大纲
6.CAP原则与Raft协议
7.Nacos实现的Raft协议是如何写入数据的
8.Nacos实现的Raft协议是如何选举Leader节点的
9.Nacos实现的Raft协议是如何同步数据的
10.Nacos如何实现Raft协议的简版总结
8.Nacos实现的Raft协议是如何选举Leader节点的
(1)初始化RaftCore实例时会开启两个异步任务
(2)选举Leader节点的MasterElection异步任务
(1)初始化RaftCore实例时会开启两个异步任务
在RaftCore的init()方法中,会开启两个异步任务。第一个异步任务的作用是选举Leader节点,第二个异步任务的作用是发送心跳同步数据。
@Deprecated
@DependsOn("ProtocolManager")
@Component
public class RaftCore implements Closeable {
...
//Init raft core.
@PostConstruct
public void init() throws Exception {
Loggers.RAFT.info("initializing Raft sub-system");
final long start = System.currentTimeMillis();
//从本地文件中加载数据
raftStore.loadDatums(notifier, datums);
setTerm(NumberUtils.toLong(raftStore.loadMeta().getProperty("term"), 0L));
Loggers.RAFT.info("cache loaded, datum count: {}, current term: {}", datums.size(), peers.getTerm());
initialized = true;
Loggers.RAFT.info("finish to load data from disk, cost: {} ms.", (System.currentTimeMillis() - start));
//开启一个异步任务选举Leader节点
masterTask = GlobalExecutor.registerMasterElection(new MasterElection());
//开启一个异步任务通过心跳同步数据
heartbeatTask = GlobalExecutor.registerHeartbeat(new HeartBeat());
versionJudgement.registerObserver(isAllNewVersion -> {
stopWork = isAllNewVersion;
if (stopWork) {
try {
shutdown();
raftListener.removeOldRaftMetadata();
} catch (NacosException e) {
throw new NacosRuntimeException(NacosException.SERVER_ERROR, e);
}
}
}, 100);
//给NotifyCenter注册一个监听PersistentNotifier
NotifyCenter.registerSubscriber(notifier);
Loggers.RAFT.info("timer started: leader timeout ms: {}, heart-beat timeout ms: {}", GlobalExecutor.LEADER_TIMEOUT_MS, GlobalExecutor.HEARTBEAT_INTERVAL_MS);
}
...
}
public class GlobalExecutor {
//线程池的线程数是可用线程的一半
private static final ScheduledExecutorService NAMING_TIMER_EXECUTOR =
ExecutorFactory.Managed.newScheduledExecutorService(
ClassUtils.getCanonicalName(NamingApp.class),
Runtime.getRuntime().availableProcessors() * 2,
new NameThreadFactory("com.alibaba.nacos.naming.timer")
);
...
public static ScheduledFuture registerMasterElection(Runnable runnable) {
//以固定的频率来执行某项任务,它不受任务执行时间的影响,到时间就会执行任务
return NAMING_TIMER_EXECUTOR.scheduleAtFixedRate(runnable, 0, TICK_PERIOD_MS, TimeUnit.MILLISECONDS);
}
public static ScheduledFuture registerHeartbeat(Runnable runnable) {
//以相对固定的频率来执行某项任务,即只有等这一次任务执行完了(不管执行了多长时间),才能执行下一次任务
return NAMING_TIMER_EXECUTOR.scheduleWithFixedDelay(runnable, 0, TICK_PERIOD_MS, TimeUnit.MILLISECONDS);
}
...
}
(2)选举Leader节点的MasterElection异步任务
MasterElection的run()方法就体现了Raft协议进行Leader选举的第一步。即每个节点会进行休眠,如果时间没到则返回然后重新执行异步任务。等休眠时间到了才会调用MasterElection的sendVote()方法发起投票。
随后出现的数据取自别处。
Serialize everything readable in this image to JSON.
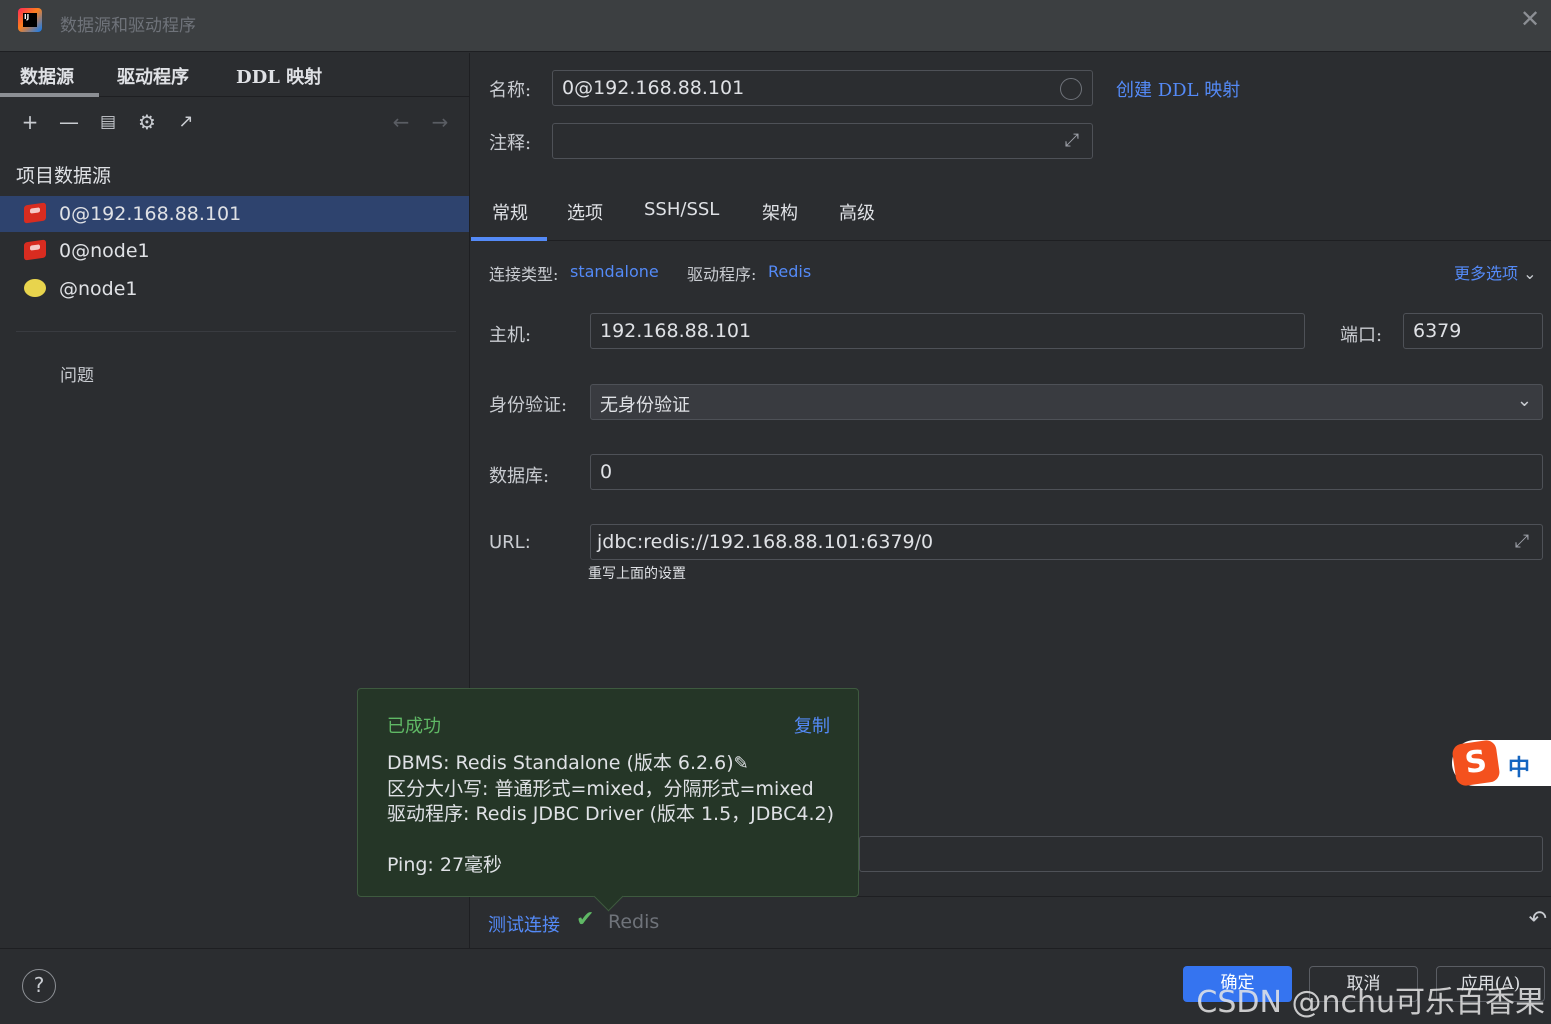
{
  "window": {
    "title": "数据源和驱动程序",
    "app_icon_text": "IJ"
  },
  "left": {
    "tabs": [
      "数据源",
      "驱动程序",
      "DDL 映射"
    ],
    "section_title": "项目数据源",
    "items": [
      {
        "label": "0@192.168.88.101",
        "icon": "redis-icon",
        "selected": true
      },
      {
        "label": "0@node1",
        "icon": "redis-icon",
        "selected": false
      },
      {
        "label": "@node1",
        "icon": "keydb-icon",
        "selected": false
      }
    ],
    "problems_label": "问题"
  },
  "form": {
    "name_label": "名称:",
    "name_value": "0@192.168.88.101",
    "create_ddl_link": "创建 DDL 映射",
    "comment_label": "注释:",
    "comment_value": "",
    "tabs": [
      "常规",
      "选项",
      "SSH/SSL",
      "架构",
      "高级"
    ],
    "conn_type_label": "连接类型:",
    "conn_type_value": "standalone",
    "driver_label": "驱动程序:",
    "driver_value": "Redis",
    "more_options": "更多选项",
    "host_label": "主机:",
    "host_value": "192.168.88.101",
    "port_label": "端口:",
    "port_value": "6379",
    "auth_label": "身份验证:",
    "auth_value": "无身份验证",
    "db_label": "数据库:",
    "db_value": "0",
    "url_label": "URL:",
    "url_value": "jdbc:redis://192.168.88.101:6379/0",
    "url_hint": "重写上面的设置"
  },
  "popup": {
    "status": "已成功",
    "copy": "复制",
    "line1": "DBMS: Redis Standalone (版本 6.2.6)",
    "line2": "区分大小写: 普通形式=mixed，分隔形式=mixed",
    "line3": "驱动程序: Redis JDBC Driver (版本 1.5，JDBC4.2)",
    "line4": "Ping: 27毫秒"
  },
  "bottom": {
    "test_connection": "测试连接",
    "driver_name": "Redis"
  },
  "footer": {
    "help": "?",
    "ok": "确定",
    "cancel": "取消",
    "apply": "应用(A)",
    "watermark": "CSDN @nchu可乐百香果"
  },
  "ime": {
    "logo": "S",
    "mode": "中"
  },
  "colors": {
    "accent": "#548af7",
    "success": "#5fb865",
    "selection": "#2e436e",
    "primary_button": "#3574f0"
  }
}
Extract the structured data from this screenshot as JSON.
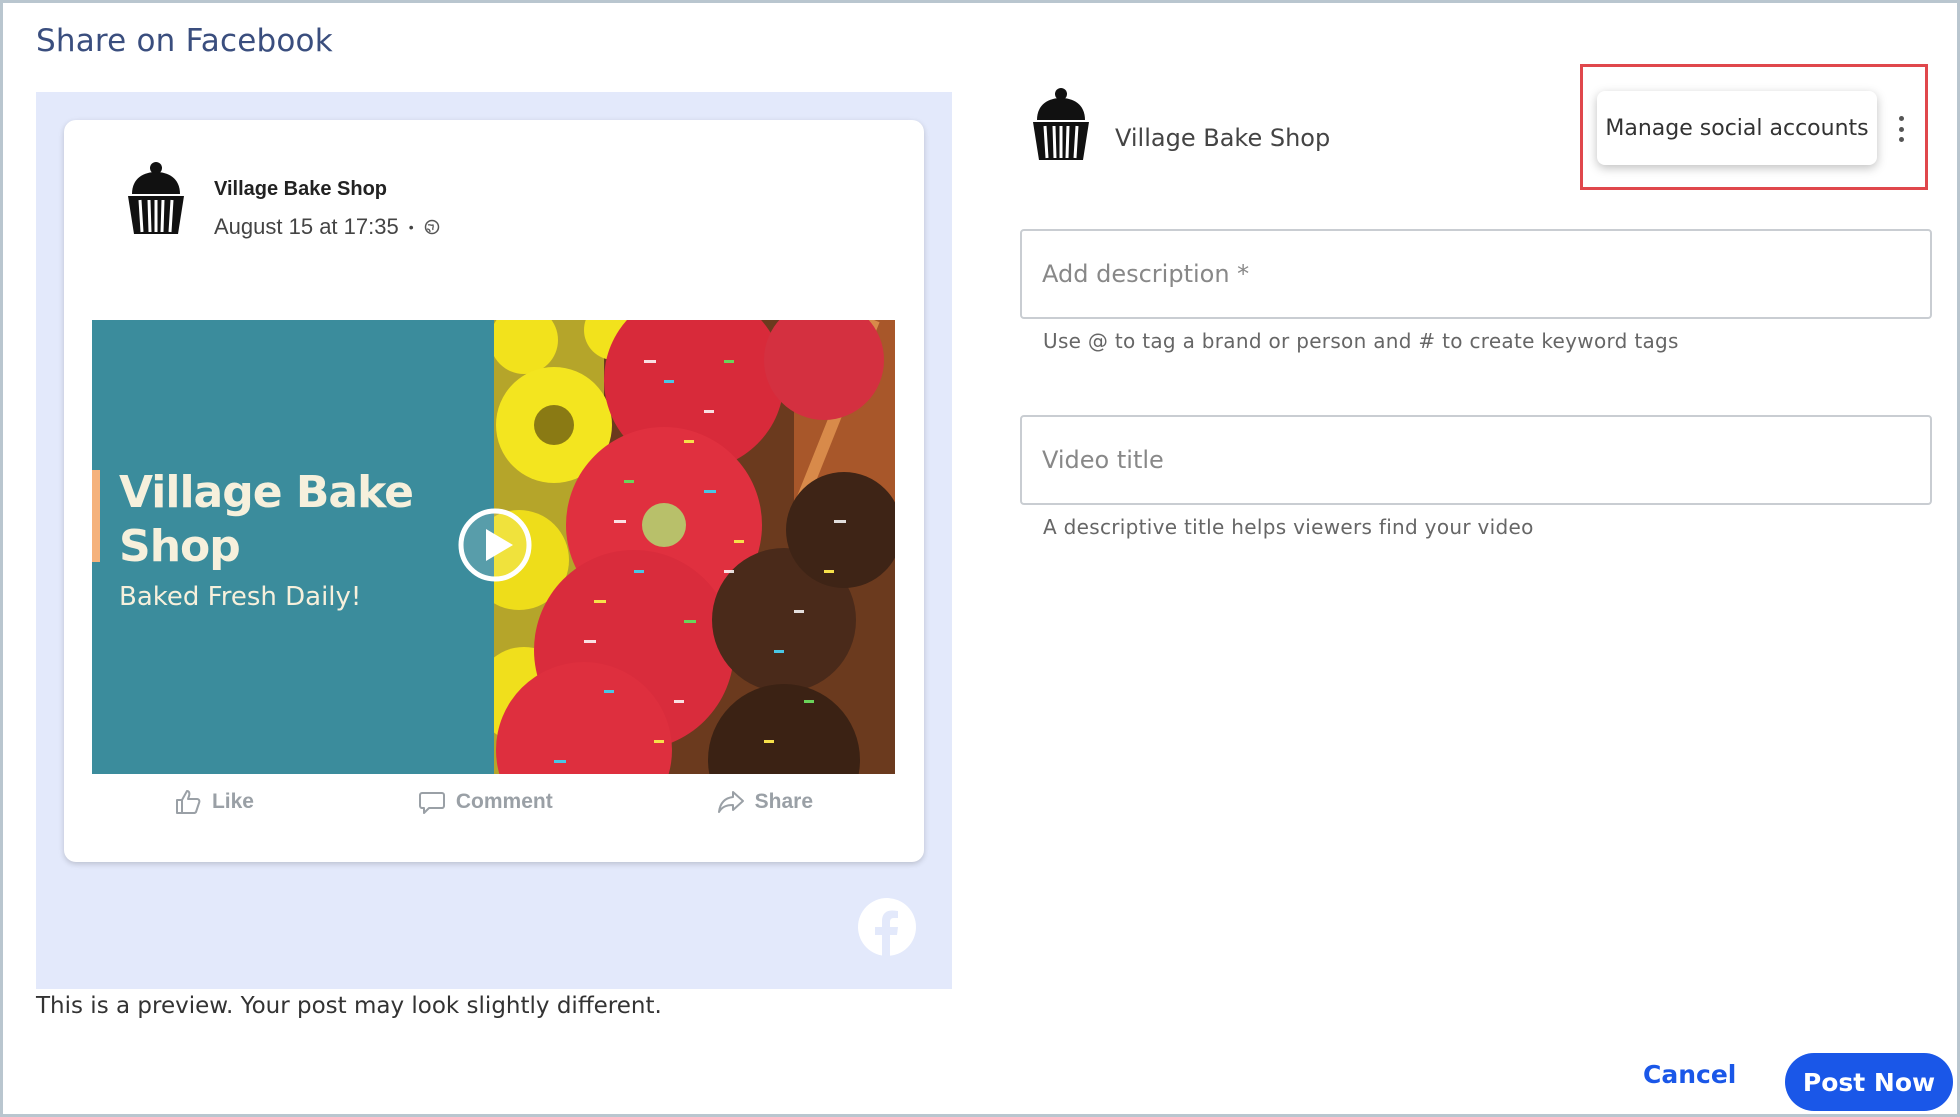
{
  "dialog": {
    "title": "Share on Facebook"
  },
  "preview": {
    "post": {
      "account_name": "Village Bake Shop",
      "timestamp": "August 15 at 17:35",
      "separator": "•",
      "media": {
        "headline": "Village Bake Shop",
        "subheadline": "Baked Fresh Daily!"
      },
      "actions": [
        {
          "label": "Like",
          "icon": "thumbs-up-icon"
        },
        {
          "label": "Comment",
          "icon": "comment-icon"
        },
        {
          "label": "Share",
          "icon": "share-icon"
        }
      ]
    },
    "note": "This is a preview. Your post may look slightly different."
  },
  "account": {
    "name": "Village Bake Shop",
    "menu_item": "Manage social accounts"
  },
  "form": {
    "description": {
      "placeholder": "Add description *",
      "value": "",
      "helper": "Use @ to tag a brand or person and # to create keyword tags"
    },
    "video_title": {
      "placeholder": "Video title",
      "value": "",
      "helper": "A descriptive title helps viewers find your video"
    }
  },
  "buttons": {
    "cancel": "Cancel",
    "post_now": "Post Now"
  },
  "colors": {
    "title": "#3a4e7e",
    "preview_background": "#e3e9fb",
    "media_panel": "#3b8c9c",
    "primary": "#1a57e8",
    "highlight": "#e0474c"
  }
}
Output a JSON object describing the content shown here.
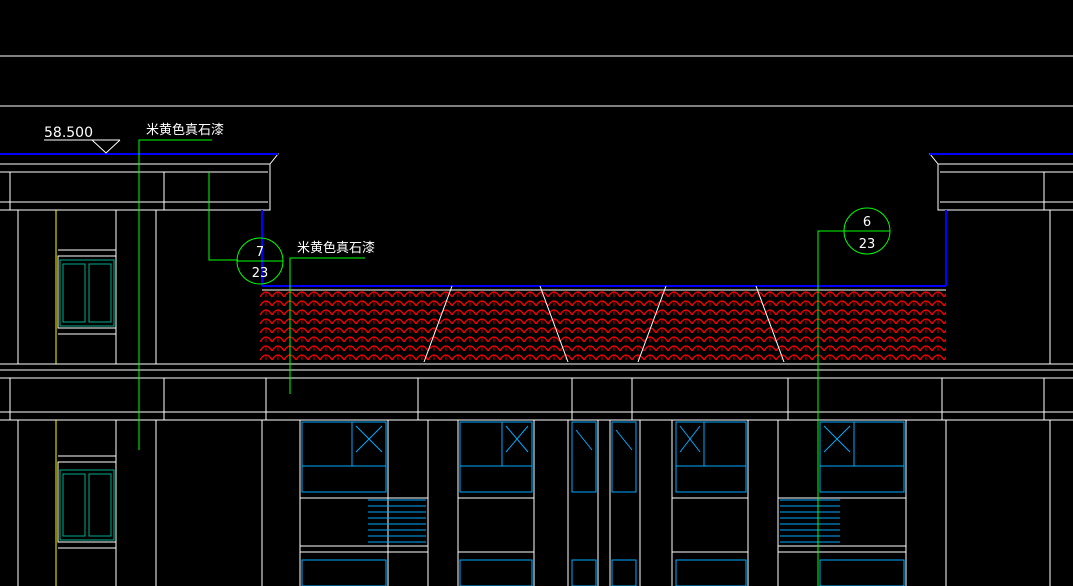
{
  "drawing": {
    "elevation_label": "58.500",
    "material_note_1": "米黄色真石漆",
    "material_note_2": "米黄色真石漆",
    "detail_callout_left": {
      "number": "7",
      "sheet": "23"
    },
    "detail_callout_right": {
      "number": "6",
      "sheet": "23"
    }
  },
  "colors": {
    "background": "#000000",
    "lines": "#ffffff",
    "leaders": "#00ff00",
    "outline_blue": "#0000ff",
    "window_frames": "#00aaff",
    "tile_hatch": "#ff0000",
    "pilaster": "#ffff00"
  }
}
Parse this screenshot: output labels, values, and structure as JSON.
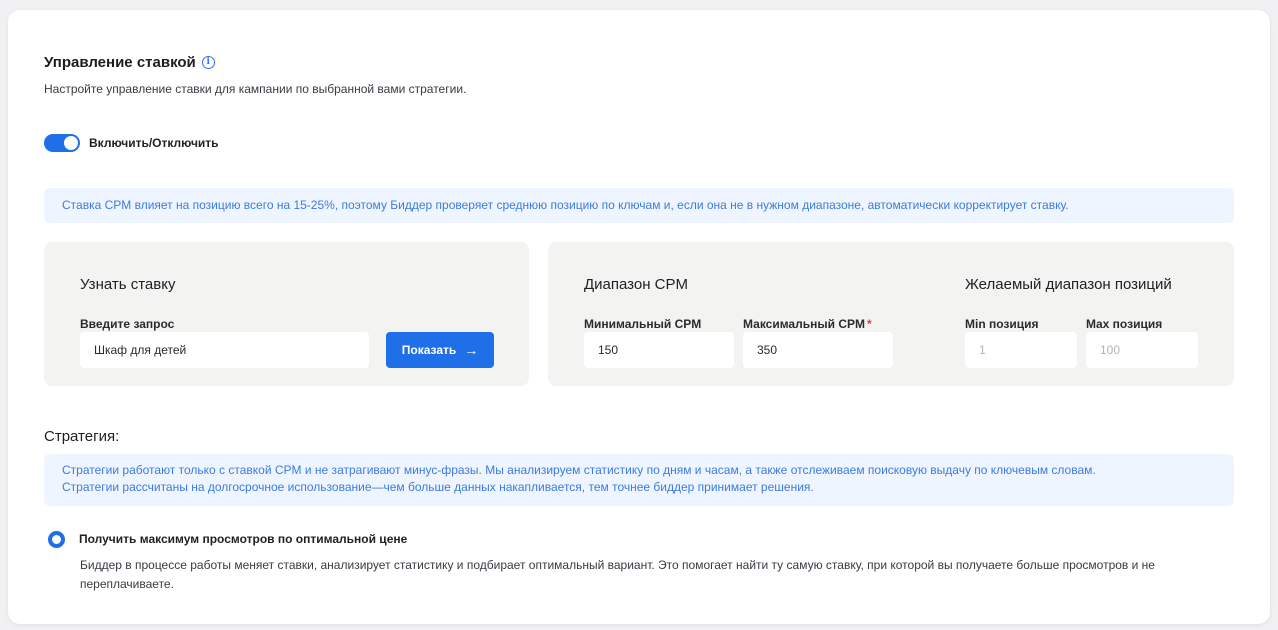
{
  "header": {
    "title": "Управление ставкой",
    "info_icon": "i",
    "subtitle": "Настройте управление ставки для кампании по выбранной вами стратегии."
  },
  "toggle": {
    "label": "Включить/Отключить",
    "state": "on",
    "color": "#1f6fe8"
  },
  "info_cpm": "Ставка CPM влияет на позицию всего на 15-25%, поэтому Биддер проверяет среднюю позицию по ключам и, если она не в нужном диапазоне, автоматически корректирует ставку.",
  "know_bid": {
    "title": "Узнать ставку",
    "query_label": "Введите запрос",
    "query_value": "Шкаф для детей",
    "button_label": "Показать",
    "button_icon": "arrow-right-icon"
  },
  "cpm_range": {
    "title": "Диапазон CPM",
    "min_label": "Минимальный CPM",
    "min_value": "150",
    "max_label": "Максимальный CPM",
    "max_required": "*",
    "max_value": "350"
  },
  "positions": {
    "title": "Желаемый диапазон позиций",
    "min_label": "Min позиция",
    "min_placeholder": "1",
    "max_label": "Max позиция",
    "max_placeholder": "100"
  },
  "strategy": {
    "title": "Стратегия:",
    "info_line1": "Стратегии работают только с ставкой CPM и не затрагивают минус-фразы. Мы анализируем статистику по дням и часам, а также отслеживаем поисковую выдачу по ключевым словам.",
    "info_line2": "Стратегии рассчитаны на долгосрочное использование—чем больше данных накапливается, тем точнее биддер принимает решения.",
    "option_title": "Получить максимум просмотров по оптимальной цене",
    "option_desc": "Биддер в процессе работы меняет ставки, анализирует статистику и подбирает оптимальный вариант. Это помогает найти ту самую ставку, при которой вы получаете больше просмотров и не переплачиваете.",
    "option_selected": true
  }
}
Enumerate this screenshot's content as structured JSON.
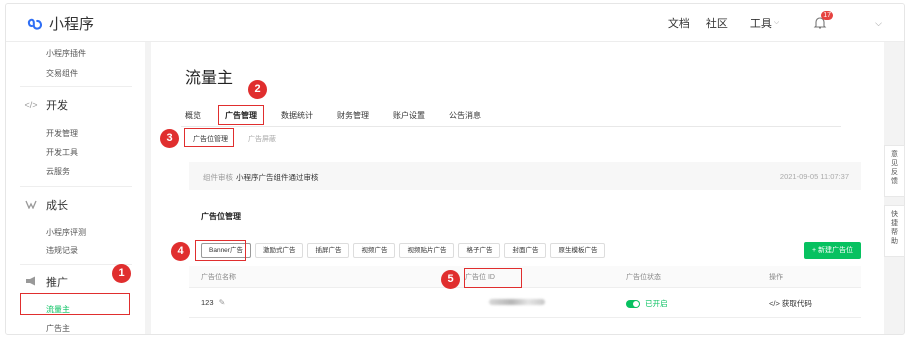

一旦执行MasterElection的sendVote()方法发起投票:会先把选举周期+1,然后投票给自己,接着修改节点状态为Candidate。做完这些准备工作后,才会以HTTP形式向其他节点发送投票请求。
其他节点返回投票信息时,会调用RaftPeerSet的decideLeader()方法处理。这个方法会处理其他节点返回的投票信息,具体逻辑如下:
首先用一个Map记录每个节点返回的投票信息,然后遍历这个Map去统计投票数量,最后比较当前节点的累计票数,是否已超过集群节点半数。如果超过,则把当前节点的状态修改为Leader。
@Deprecated
@DependsOn("ProtocolManager")
@Component
public class RaftCore implements Closeable {
private RaftPeerSet peers;
...
public class MasterElection implements Runnable {
@Override
public void run() {
try {
if (stopWork) {
return;
}
if (!peers.isReady()) {
return;
}
//随机休眠
RaftPeer local = peers.local();
local.leaderDueMs -= GlobalExecutor.TICK_PERIOD_MS;
//休眠时间没到就直接返回
if (local.leaderDueMs > 0) {
return;
}
//reset timeout
local.resetLeaderDue();
local.resetHeartbeatDue();
//发起投票
sendVote();
} catch (Exception e) {
Loggers.RAFT.warn("[RAFT] error while master election {}", e);
}
}
private void sendVote() {
RaftPeer local = peers.get(NetUtils.localServer());
Loggers.RAFT.info("leader timeout, start voting,leader: {}, term: {}", JacksonUtils.toJson(getLeader()), local.term);
peers.reset();
//选举周期+1
local.term.incrementAndGet();
//投票给自己
local.voteFor = local.ip;
//自己成为候选者,设置当前节点状态为Candidate状态
local.state = RaftPeer.State.CANDIDATE;
Map<String, String> params = new HashMap<>(1);
params.put("vote", JacksonUtils.toJson(local));
//遍历其他集群节点
for (final String server : peers.allServersWithoutMySelf()) {
final String url = buildUrl(server, API_VOTE);
try {
//发送HTTP的投票请求
HttpClient.asyncHttpPost(url, null, params, new Callback<String>() {
@Override
public void onReceive(RestResult<String> result) {
if (!result.ok()) {
Loggers.RAFT.error("NACOS-RAFT vote failed: {}, url: {}", result.getCode(), url);
return;
}
RaftPeer peer = JacksonUtils.toObj(result.getData(), RaftPeer.class);
Loggers.RAFT.info("received approve from peer: {}", JacksonUtils.toJson(peer));
//处理返回的投票结果
peers.decideLeader(peer);
}
@Override
public void onError(Throwable throwable) {
Loggers.RAFT.error("error while sending vote to server: {}", server, throwable);
}
@Override
public void onCancel() {
}
});
} catch (Exception e) {
Loggers.RAFT.warn("error while sending vote to server: {}", server);
}
}
}
}
...
}
@Deprecated
@Component
@DependsOn("ProtocolManager")
public class RaftPeerSet extends MemberChangeListener implements Closeable {
private volatile Map<String, RaftPeer> peers = new HashMap<>(8);
...
//Calculate and decide which peer is leader. If has new peer has more than half vote, change leader to new peer.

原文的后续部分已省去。